As a guide to the future, the authors want business to embrace a new “big idea” – corporate social leadership. An example is One2One teaming up with the Leonard Cheshire charity to get disabled actors and models into “slice of normal life” adverts (pp. 184‐90). As a possible example, they see BP giving coupons for public transport or for bike buying when motorists buy petrol (p. 108).

As a guide to current fashion, the book is a fulsome statement on the whys and wherefores of corporate social responsibility (CSR) but also a regret on how it has been implemented so far.
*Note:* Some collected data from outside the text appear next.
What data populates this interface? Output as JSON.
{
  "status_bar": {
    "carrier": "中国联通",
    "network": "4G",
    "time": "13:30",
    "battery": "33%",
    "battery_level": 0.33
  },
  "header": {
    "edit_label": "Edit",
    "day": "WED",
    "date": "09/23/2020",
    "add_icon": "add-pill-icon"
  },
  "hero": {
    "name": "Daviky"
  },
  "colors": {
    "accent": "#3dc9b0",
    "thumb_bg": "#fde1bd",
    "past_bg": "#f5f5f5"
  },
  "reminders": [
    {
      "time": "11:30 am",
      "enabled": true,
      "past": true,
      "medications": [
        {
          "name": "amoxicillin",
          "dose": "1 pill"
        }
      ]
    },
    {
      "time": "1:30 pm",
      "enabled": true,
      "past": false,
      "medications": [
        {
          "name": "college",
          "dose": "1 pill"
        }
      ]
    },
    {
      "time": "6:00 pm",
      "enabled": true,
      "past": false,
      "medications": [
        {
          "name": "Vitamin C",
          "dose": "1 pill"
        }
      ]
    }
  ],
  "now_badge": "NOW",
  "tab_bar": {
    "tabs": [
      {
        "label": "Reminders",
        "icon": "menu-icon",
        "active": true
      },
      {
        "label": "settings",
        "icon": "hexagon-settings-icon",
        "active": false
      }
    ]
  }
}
You can read it to be a convert or to become a sceptic.

The connection between these two fashions is the authors’ view that CSR is getting mired in show rather than substance, in dubious audits and in slick brochures, and so losing its potential for business to do social good. Milton Friedman would disapprove of the authors’ zeal for businesses as social reformers but he would perhaps admire how they blend opposites into the sort of pragmatism most business people operate on. Their argument is a defensive and a self‐interested one, with instrumental benefit from any good done along the way. If you can defeat the anti‐capitalists, make more money, and help the needy with corporate social leadership, it is an idea and practice with ideological, material and moral benefits.

Capitalism is extremely adaptive. Corporate communicators must look out for its next adjustment to a changing environment.